U.S. investment firm KKR has received unconditional EU antitrust approval for its acquisition of Telecom Italia’s (TIM) fixed-line network, valued at up to 22 billion euros ($24 billion).
“The Commission investigated the impact of the transaction on the market for wholesale broadband access services in Italy and concluded that it would not significantly reduce the level of competition,” the EU executive, which also acts as the EU antitrust watchdog, stated.
To address concerns from Telecom Italia’s rivals regarding existing contracts established after the creation of FiberCop, TIM’s last-mile grid unit, KKR has pledged to maintain these contracts on the same terms and prices. This informal remedy has also mitigated EU worries, Reuters news report said.

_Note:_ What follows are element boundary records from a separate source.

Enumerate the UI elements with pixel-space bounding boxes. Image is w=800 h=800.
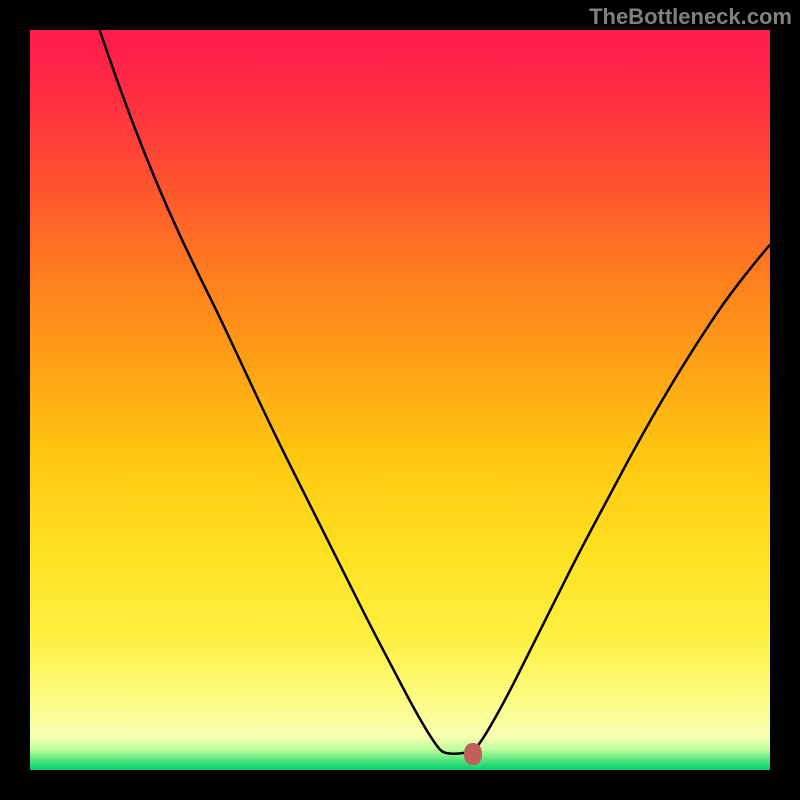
chart-container: TheBottleneck.com	[0, 0, 800, 800]
bottleneck-curve	[30, 30, 770, 770]
optimal-point-marker	[464, 743, 482, 765]
plot-area	[30, 30, 770, 770]
curve-path	[100, 30, 770, 754]
watermark-text: TheBottleneck.com	[589, 4, 792, 30]
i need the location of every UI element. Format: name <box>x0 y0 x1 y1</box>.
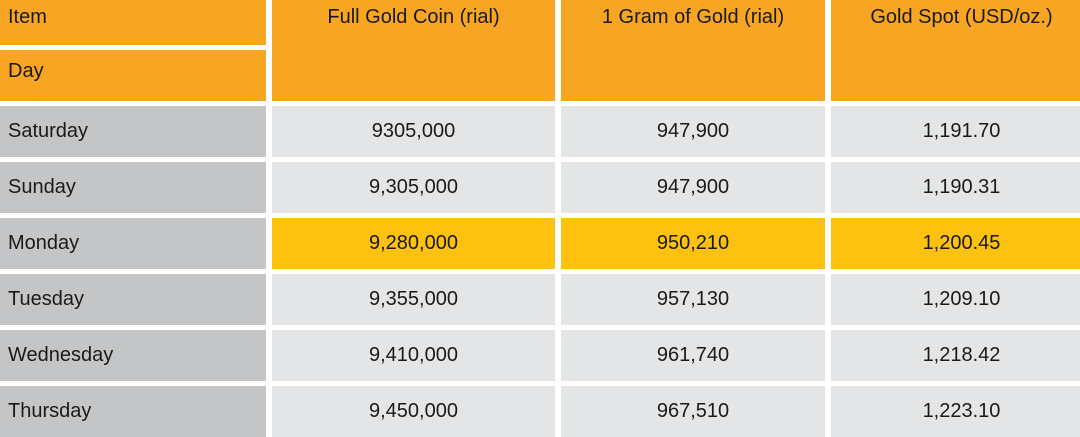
value-cell: 1,190.31 <box>831 162 1080 213</box>
header-day-label: Day <box>0 50 266 101</box>
value-cell: 947,900 <box>561 162 825 213</box>
day-cell: Wednesday <box>0 330 266 381</box>
value-cell: 1,200.45 <box>831 218 1080 269</box>
day-cell: Tuesday <box>0 274 266 325</box>
day-cell: Monday <box>0 218 266 269</box>
column-header-gold-spot: Gold Spot (USD/oz.) <box>831 0 1080 101</box>
value-cell: 947,900 <box>561 106 825 157</box>
value-cell: 957,130 <box>561 274 825 325</box>
day-cell: Thursday <box>0 386 266 437</box>
value-cell: 961,740 <box>561 330 825 381</box>
column-header-gram-of-gold: 1 Gram of Gold (rial) <box>561 0 825 101</box>
value-cell: 9,355,000 <box>272 274 555 325</box>
day-cell: Sunday <box>0 162 266 213</box>
value-cell: 950,210 <box>561 218 825 269</box>
value-cell: 9,450,000 <box>272 386 555 437</box>
value-cell: 9305,000 <box>272 106 555 157</box>
value-cell: 1,223.10 <box>831 386 1080 437</box>
value-cell: 1,209.10 <box>831 274 1080 325</box>
value-cell: 9,280,000 <box>272 218 555 269</box>
value-cell: 967,510 <box>561 386 825 437</box>
value-cell: 1,218.42 <box>831 330 1080 381</box>
header-item-label: Item <box>0 0 266 45</box>
column-header-full-gold-coin: Full Gold Coin (rial) <box>272 0 555 101</box>
day-cell: Saturday <box>0 106 266 157</box>
value-cell: 9,305,000 <box>272 162 555 213</box>
value-cell: 1,191.70 <box>831 106 1080 157</box>
value-cell: 9,410,000 <box>272 330 555 381</box>
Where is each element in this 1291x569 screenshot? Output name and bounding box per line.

The Commission clarified that the master services agreement (MSA) governing the relationship between NetCo (the grid acquired by KKR) and TIM post-transaction is not integral to the transaction, as it does not grant KKR control over NetCo.
The sale of the network is part of a government-backed strategy to reduce TIM’s significant financial burden. With the EU’s approval, the deal is expected to be finalized soon, according to Italy’s Economy Minister Giancarlo Giorgetti.
TIM previously reported that its domestic revenue, constituting the majority of its sales, declined by 1.3 percent to 2.8 billion euros, while its net financial debt increased to 26.6 billion euros from 25.7 billion euros at the end of the last year.
TIM’s landline network covers nearly 89 percent of Italian households, with its fibre and copper cables extending over 23 million kilometers (14.3 million miles). The sale of the grid is aimed at alleviating the company’s debt burden.